No stranger to these projects, Imtech invested 30 per cent of its €5.1bn revenue last year in similar green technology schemes. The work will be a collaboration with San Pablo University in Arequipa and create a prototype heating system for homes in an area where medical conditions are poor and life expectancy is shorter.
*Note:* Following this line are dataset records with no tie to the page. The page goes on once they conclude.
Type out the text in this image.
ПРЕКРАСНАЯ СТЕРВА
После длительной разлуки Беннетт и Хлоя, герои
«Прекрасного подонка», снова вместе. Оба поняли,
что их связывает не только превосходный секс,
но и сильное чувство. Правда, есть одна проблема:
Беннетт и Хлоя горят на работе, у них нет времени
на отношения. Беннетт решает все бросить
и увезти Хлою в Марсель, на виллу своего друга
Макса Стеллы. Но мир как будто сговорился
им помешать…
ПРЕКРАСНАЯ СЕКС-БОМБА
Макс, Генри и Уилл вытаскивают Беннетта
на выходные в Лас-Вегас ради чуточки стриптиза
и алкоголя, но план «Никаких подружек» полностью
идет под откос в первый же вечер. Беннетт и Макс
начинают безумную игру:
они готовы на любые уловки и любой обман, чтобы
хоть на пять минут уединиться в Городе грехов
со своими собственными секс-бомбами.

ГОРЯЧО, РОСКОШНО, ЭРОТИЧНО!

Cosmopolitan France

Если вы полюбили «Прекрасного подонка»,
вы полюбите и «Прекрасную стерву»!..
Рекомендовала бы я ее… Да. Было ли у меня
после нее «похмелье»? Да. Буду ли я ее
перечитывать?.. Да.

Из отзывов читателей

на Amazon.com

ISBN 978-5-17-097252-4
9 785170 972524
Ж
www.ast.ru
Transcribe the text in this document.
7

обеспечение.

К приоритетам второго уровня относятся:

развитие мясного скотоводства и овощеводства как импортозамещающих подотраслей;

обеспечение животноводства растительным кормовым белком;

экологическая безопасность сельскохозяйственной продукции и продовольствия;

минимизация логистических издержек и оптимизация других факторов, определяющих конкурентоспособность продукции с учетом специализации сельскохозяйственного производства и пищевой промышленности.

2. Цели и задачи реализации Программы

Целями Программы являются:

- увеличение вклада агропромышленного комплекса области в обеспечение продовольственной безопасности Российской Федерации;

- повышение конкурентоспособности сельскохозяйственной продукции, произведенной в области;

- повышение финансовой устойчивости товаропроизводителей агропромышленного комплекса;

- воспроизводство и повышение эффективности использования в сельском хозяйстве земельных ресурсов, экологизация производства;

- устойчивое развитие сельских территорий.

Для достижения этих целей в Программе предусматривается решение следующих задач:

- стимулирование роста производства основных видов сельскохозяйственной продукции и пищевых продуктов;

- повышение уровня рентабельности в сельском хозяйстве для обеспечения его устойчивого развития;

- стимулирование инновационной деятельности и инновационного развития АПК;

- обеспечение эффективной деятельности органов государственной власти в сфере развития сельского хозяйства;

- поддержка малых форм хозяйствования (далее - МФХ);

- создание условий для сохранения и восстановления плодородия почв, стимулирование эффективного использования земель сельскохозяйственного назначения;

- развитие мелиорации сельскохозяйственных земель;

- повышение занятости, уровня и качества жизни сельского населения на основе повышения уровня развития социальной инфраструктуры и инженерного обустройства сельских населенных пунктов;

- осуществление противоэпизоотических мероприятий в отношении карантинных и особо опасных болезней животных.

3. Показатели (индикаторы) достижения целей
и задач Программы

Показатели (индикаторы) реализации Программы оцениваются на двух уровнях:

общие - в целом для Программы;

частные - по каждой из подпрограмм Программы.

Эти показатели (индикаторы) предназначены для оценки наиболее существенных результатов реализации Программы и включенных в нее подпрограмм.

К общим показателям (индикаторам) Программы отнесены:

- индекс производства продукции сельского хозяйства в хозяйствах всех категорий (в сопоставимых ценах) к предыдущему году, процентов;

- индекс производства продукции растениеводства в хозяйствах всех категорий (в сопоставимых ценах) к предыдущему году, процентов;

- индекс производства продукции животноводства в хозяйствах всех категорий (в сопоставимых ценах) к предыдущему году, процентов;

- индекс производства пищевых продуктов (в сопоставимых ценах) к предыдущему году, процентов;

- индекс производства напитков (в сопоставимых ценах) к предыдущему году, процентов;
It is the first scheme of its kind to take advantage of the ideal conditions offered by Peru’s altitude and local natural wonder – the Atacama Desert – a likely hotspot for future solar energy developments.


Q&A

Graeme Stewart

Founder, Tower Renewal Project

Toronto

They’re the unacknowledged icons of Toronto – the city’s stock of more than 1,000 post-war high-rise apartments, many of them located in the inner-suburbs. Under the Tower Renewal Project, local architect Graeme Stewart is working to reevaluate high-rises as urban assets.

What was the impetus for the Tower Renewal Project?
These modernist, inner suburban high-rises are a 40 or 50-year-old idea frozen in time. The buildings are energy inefficient and need significant repairs. The areas are reception zones for new Canadians because it’s relatively affordable. But in many ways they’re not meeting residents’ needs.

How can we think of these buildings as assets rather than liabilities?
Toronto took a different course than the US when it came to suburbanisation. We weren’t afraid of high-rises in suburbs. So we’re in a better position to look towards the future because we have these decentralised, high-density nodes giving Toronto double the regional density than Greater Chicago.

How will the project help Toronto’s immigrants?
One of our priorities has been to rezone these sites so occupants can open local businesses. It’s about social innovation and cutting red tape.